OR DO YOU WRITE BECAUSE YOU TRAVEL?

There’s been much recent discussion about travel writing and exactly who is a travel writer, as opposed to a blogger, backpacker and/or a holidaymaker, writing about their personal travel experiences.
It’s genuinely impossible for a professional guide-book writer to stay in every single listed hotel, so apart from writing that it overlooks a beach/garden/parking-lot, and that it costs xxx per room, he/she knows nothing of the reality of actually staying there: whether service was surly/welcoming, towels changed daily/never, food brilliant/awful etc.

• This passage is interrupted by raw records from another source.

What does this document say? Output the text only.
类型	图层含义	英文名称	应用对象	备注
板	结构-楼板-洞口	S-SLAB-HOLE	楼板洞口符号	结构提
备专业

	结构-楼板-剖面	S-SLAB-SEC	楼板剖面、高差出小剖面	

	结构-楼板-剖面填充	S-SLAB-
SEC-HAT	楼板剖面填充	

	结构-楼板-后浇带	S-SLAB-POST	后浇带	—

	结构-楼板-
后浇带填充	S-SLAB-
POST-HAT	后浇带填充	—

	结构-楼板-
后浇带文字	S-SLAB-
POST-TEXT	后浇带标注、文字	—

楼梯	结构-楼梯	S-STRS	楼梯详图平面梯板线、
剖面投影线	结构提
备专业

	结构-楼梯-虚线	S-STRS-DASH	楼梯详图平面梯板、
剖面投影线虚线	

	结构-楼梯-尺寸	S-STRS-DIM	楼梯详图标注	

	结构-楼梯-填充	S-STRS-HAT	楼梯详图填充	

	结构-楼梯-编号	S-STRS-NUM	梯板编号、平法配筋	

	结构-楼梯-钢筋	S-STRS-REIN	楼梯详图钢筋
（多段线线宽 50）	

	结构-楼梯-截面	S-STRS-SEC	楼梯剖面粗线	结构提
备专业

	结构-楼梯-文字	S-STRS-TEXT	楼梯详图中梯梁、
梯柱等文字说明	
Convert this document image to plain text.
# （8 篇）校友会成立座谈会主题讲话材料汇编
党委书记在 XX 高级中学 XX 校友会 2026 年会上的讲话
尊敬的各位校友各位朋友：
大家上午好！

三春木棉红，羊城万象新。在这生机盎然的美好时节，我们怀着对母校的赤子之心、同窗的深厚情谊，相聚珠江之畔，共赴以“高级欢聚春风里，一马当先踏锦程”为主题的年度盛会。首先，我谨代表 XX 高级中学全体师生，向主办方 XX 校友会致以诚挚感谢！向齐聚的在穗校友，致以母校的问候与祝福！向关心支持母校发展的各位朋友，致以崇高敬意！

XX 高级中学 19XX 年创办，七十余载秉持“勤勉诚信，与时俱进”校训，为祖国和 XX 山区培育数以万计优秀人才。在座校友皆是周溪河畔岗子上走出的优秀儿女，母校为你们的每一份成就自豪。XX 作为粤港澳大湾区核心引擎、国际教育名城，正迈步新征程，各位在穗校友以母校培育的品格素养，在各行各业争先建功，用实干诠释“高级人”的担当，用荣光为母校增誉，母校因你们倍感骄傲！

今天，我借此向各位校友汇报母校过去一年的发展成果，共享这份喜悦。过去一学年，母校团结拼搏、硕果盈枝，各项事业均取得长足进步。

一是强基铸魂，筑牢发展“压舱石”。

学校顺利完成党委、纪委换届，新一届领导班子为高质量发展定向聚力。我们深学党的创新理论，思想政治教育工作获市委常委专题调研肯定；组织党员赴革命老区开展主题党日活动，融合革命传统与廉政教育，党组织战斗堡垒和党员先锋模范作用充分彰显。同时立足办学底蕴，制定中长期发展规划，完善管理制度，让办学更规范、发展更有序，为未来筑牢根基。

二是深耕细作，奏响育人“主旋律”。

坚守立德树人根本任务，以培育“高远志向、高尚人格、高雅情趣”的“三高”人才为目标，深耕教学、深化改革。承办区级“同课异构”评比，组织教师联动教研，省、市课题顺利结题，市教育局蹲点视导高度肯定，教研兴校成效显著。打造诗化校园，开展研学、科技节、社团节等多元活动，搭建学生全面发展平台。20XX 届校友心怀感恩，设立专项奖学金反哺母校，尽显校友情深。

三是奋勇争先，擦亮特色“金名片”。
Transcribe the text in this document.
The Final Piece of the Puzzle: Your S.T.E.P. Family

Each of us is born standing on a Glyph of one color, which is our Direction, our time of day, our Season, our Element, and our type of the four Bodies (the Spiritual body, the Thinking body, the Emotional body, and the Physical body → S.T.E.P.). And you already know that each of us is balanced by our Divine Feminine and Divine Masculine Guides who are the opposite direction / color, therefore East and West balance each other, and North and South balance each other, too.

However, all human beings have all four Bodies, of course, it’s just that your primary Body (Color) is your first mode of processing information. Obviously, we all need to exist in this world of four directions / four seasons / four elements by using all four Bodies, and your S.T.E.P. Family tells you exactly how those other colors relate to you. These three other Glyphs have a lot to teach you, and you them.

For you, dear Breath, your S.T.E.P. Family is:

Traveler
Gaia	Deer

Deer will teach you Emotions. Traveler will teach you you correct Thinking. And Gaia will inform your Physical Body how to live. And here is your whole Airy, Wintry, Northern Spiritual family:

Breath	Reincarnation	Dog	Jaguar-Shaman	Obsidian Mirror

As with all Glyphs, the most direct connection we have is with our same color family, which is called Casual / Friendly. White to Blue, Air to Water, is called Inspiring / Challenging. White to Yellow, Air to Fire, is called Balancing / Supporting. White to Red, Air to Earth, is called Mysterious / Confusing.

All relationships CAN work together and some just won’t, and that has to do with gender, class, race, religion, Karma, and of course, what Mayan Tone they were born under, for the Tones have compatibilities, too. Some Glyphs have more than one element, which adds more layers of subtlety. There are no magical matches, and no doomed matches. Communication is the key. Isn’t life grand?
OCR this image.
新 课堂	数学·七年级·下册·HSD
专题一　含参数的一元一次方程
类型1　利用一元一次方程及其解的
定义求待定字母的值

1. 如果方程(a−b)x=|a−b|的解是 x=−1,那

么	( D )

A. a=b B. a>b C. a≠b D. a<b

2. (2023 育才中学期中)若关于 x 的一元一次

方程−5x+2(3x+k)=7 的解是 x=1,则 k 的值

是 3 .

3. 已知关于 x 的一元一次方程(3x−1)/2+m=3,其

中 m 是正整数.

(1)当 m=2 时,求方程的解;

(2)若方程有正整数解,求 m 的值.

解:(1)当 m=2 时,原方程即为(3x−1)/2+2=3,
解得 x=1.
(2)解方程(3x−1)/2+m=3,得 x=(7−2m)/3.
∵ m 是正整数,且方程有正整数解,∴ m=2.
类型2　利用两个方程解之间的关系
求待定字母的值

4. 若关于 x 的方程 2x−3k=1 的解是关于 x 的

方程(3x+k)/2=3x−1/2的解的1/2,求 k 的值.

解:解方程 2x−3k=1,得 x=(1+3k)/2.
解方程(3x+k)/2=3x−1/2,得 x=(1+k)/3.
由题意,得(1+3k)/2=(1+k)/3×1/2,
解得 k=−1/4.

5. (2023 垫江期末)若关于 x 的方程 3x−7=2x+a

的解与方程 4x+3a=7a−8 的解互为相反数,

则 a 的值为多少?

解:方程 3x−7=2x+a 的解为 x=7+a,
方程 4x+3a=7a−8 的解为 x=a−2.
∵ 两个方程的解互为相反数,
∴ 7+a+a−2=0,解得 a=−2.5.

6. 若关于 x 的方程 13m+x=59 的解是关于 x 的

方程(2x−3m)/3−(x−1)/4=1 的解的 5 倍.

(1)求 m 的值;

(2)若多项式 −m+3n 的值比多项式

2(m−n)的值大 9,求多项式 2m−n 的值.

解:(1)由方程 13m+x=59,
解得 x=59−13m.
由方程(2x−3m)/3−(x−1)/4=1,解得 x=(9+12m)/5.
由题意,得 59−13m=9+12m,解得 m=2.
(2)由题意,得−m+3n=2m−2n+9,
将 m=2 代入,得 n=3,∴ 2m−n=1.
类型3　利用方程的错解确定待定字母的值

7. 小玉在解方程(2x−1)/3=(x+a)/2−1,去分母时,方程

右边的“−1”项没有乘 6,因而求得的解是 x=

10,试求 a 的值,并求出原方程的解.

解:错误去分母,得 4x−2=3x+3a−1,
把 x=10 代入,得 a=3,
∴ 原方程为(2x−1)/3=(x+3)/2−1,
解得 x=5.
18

When I was writing for the AA I made it a point of inspecting every single hotel I mentioned in the guide.
My routine was to ask to see a standard room where I always did five things: flush the loo, pump the bed, check the lights, available hanging space and the door lock. But whatever I wrote, it could never equate with the experience of someone who had actually stayed there which is why though I may read a guide-book for other information, for accommodation, I refer to hotel reviews, written by guests, on internet sites such as Trip Advisor.
It boils down to personal experience. Clearly, a professional writer may have more knowledge of what to look for, but in simple terms of what the average person needs/hopes for on a holiday, the opinion of other travellers, is the more valid of the two.

c.Christine Osborne: author guides of on Thailand, Malaysia, Seychelles, Morocco, Bali.